[419] Jal d’Agric. de Belgique, t. I (1848), p. 49 et suiv.

Le savant auteur Van Sterbeeck fut un grand admirateur du Topinambour ; il en avait compris l’importance pour l’Agriculture. Il nous apprend qu’en 1658 le Topinambour, connu sous le nom de Canada, était cultivé en grand sur les digues près d’Anvers, que de son temps, l’homme mangeait les jeunes feuilles de cette plante, cuites et mélangées avec des Choux. On les mangeait en guise d’Epinards, bref ces feuilles étaient un vrai légume[420]. En Virginie, on mentionne le Topinambour comme cultivé sous le nom d’Hartichoke en 1648 par les colons anglo-américains. Aujourd’hui on le rencontre dans les contrées les plus reculées, en Perse, dans l’Inde, Afghanistan, etc.

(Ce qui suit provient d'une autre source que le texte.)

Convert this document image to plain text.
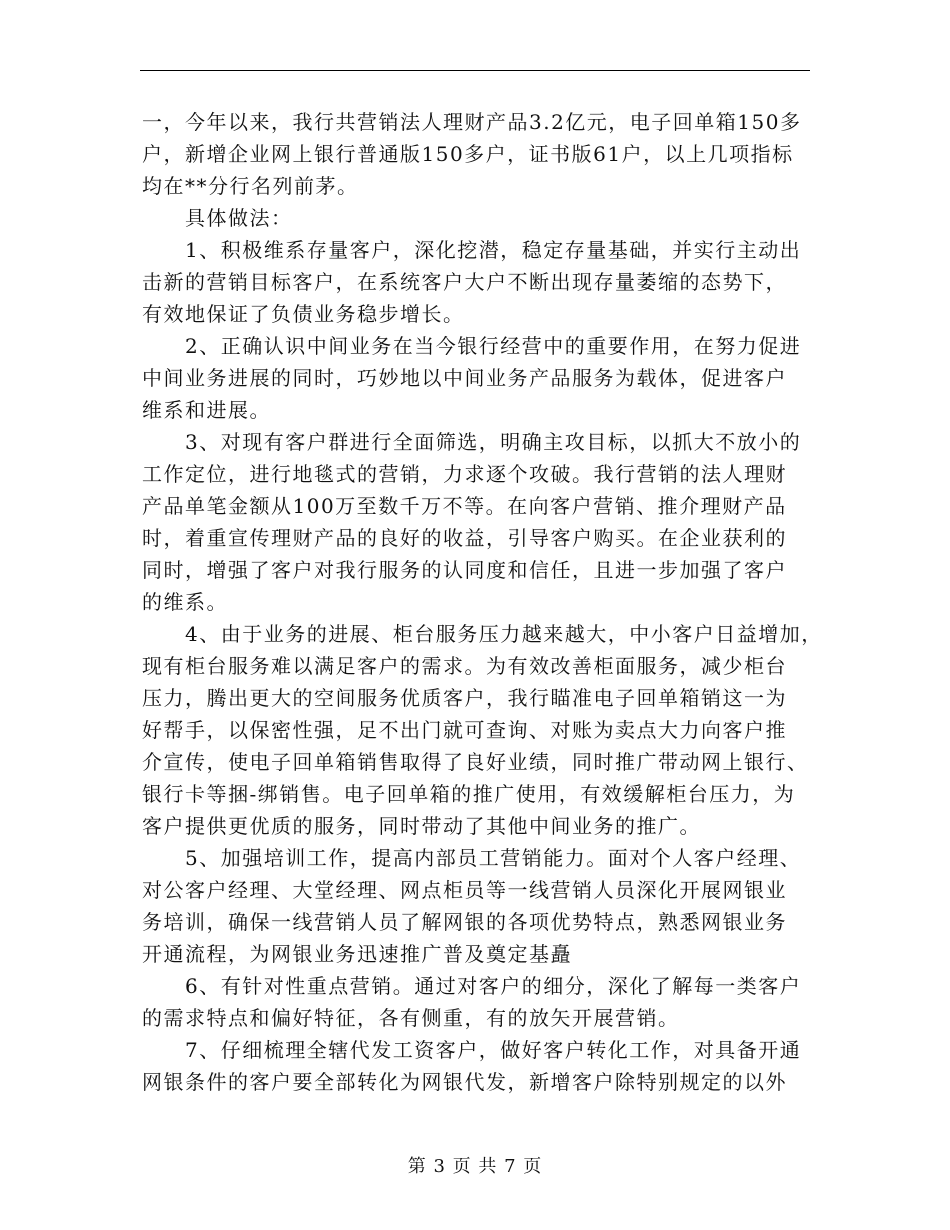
一，今年以来，我行共营销法人理财产品3.2亿元，电子回单箱150多
户，新增企业网上银行普通版150多户，证书版61户，以上几项指标
均在**分行名列前茅。

　　具体做法：

　　1、积极维系存量客户，深化挖潜，稳定存量基础，并实行主动出
击新的营销目标客户，在系统客户大户不断出现存量萎缩的态势下，
有效地保证了负债业务稳步增长。

　　2、正确认识中间业务在当今银行经营中的重要作用，在努力促进
中间业务进展的同时，巧妙地以中间业务产品服务为载体，促进客户
维系和进展。

　　3、对现有客户群进行全面筛选，明确主攻目标，以抓大不放小的
工作定位，进行地毯式的营销，力求逐个攻破。我行营销的法人理财
产品单笔金额从100万至数千万不等。在向客户营销、推介理财产品
时，着重宣传理财产品的良好的收益，引导客户购买。在企业获利的
同时，增强了客户对我行服务的认同度和信任，且进一步加强了客户
的维系。

　　4、由于业务的进展、柜台服务压力越来越大，中小客户日益增加，
现有柜台服务难以满足客户的需求。为有效改善柜面服务，减少柜台
压力，腾出更大的空间服务优质客户，我行瞄准电子回单箱销这一为
好帮手，以保密性强，足不出门就可查询、对账为卖点大力向客户推
介宣传，使电子回单箱销售取得了良好业绩，同时推广带动网上银行、
银行卡等捆-绑销售。电子回单箱的推广使用，有效缓解柜台压力，为
客户提供更优质的服务，同时带动了其他中间业务的推广。

　　5、加强培训工作，提高内部员工营销能力。面对个人客户经理、
对公客户经理、大堂经理、网点柜员等一线营销人员深化开展网银业
务培训，确保一线营销人员了解网银的各项优势特点，熟悉网银业务
开通流程，为网银业务迅速推广普及奠定基矗

　　6、有针对性重点营销。通过对客户的细分，深化了解每一类客户
的需求特点和偏好特征，各有侧重，有的放矢开展营销。

　　7、仔细梳理全辖代发工资客户，做好客户转化工作，对具备开通
网银条件的客户要全部转化为网银代发，新增客户除特别规定的以外

第 3 页 共 7 页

[420] Jal d’Agric. pratique de la Belgique, t. I (1848), p. 47.

En France, ce tubercule a été beaucoup cultivé au XVIIe siècle pour la table alors que la Pomme de terre était pour ainsi dire inconnue. On le considérait comme un mets délicat quoique ordinaire et tous les livres de cuisine le font figurer sur les menus. D’ailleurs il était connu sous le nom de Pomme de terre autant que sous celui de Topinambour. Le Jardinier françois, de Bonnefons (1651), dit : « Taupinambours ou Pommes de terre, ce sont des racines rondes qui viennent par nœuds et que l’on mange dans le caresme en forme de fonds d’Artichaux ». Lemery (Traité des aliments, 1709), de Combles, la Nlle Maison rustique, au XVIIIe siècle, appellent ce légume Pomme de terre. C’est le synonyme que donnent aussi les grands dictionnaires du XVIIe siècle. Furetière (1690) dit à l’article « Taupinambour » : « racine ronde que les pauvres gens mangent cuite avec du sel, du beurre et du vinaigre. On l’appelle autrement Pomme de terre. »

Au XVIIIe siècle, la culture du Topinambour périclita au fur et à mesure que s’étendit celle de la Pomme de terre véritable. De Combles (1749) donne une appréciation peu favorable au Topinambour : « Voici le plus mauvais légume dans l’opinion générale ; cependant le peuple qui est la partie la plus nombreuse de l’humanité s’en nourrit, je dois par conséquent placer ce légume avec les autres. Les fruits (tubercules) sont de la grosseur d’un œuf ; cette plante est venue d’Amérique, du pays des Topinambours, d’où elle tire son nom[421].

[421] Ecole du Potager (1749), t. II, p. 573.

En effet, si l’on n’admettait plus de son temps le Topinambour sur les tables bourgeoises, comme on le faisait au XVIIe siècle, sa culture prospérait dans tous les pays pauvres de l’Europe. Nous voyons que, sur la réclamation du clergé du comté de Namur, le prince Charles de Lorraine établit en Belgique des dîmes sur les Topinambours par décret en date du 7 février 1763[422].

[422] Recueil des Ordonnances des Pays-Bas Autrichiens, IX, p. 2.

Il est assez inexplicable que, pour une plante aussi largement cultivée depuis 250 ans et répandue à l’état sauvage sur une grande partie des Etats-Unis, l’identité spécifique de l’Helianthus tuberosus soit restée si longtemps douteuse, et son pays d’origine méconnu. Depuis 1884 seulement, on est fixé sur ces différents points. L’Helianthus doronicoides Lamk. n’est pas, comme on le croyait, la souche de nos Topinambours cultivés. L’Helianthus tuberosus est une espèce distincte, reconnue bien spontanée dans le Bas-Canada où Champlain l’avait vue autrefois ; il existe aussi au Sud de l’Arkansas, dans la Géorgie centrale, sur le territoire d’Indiana. L’espèce doronicoides, de Lamarck, fort différente, a les feuilles opposées, sessiles, jamais cordiformes et les rhizomes non renflés. Le Botanical Magazine, tab. 7545, a donné la figure du Topinambour sauvage.

Le Topinambour n’est guère cultivé dans les potagers français. En employant pour l’usage culinaire certaines variétés améliorées à saveur plus fine, il formerait un légume de second ordre. Un auteur dit que le Topinambour frit est une véritable friandise.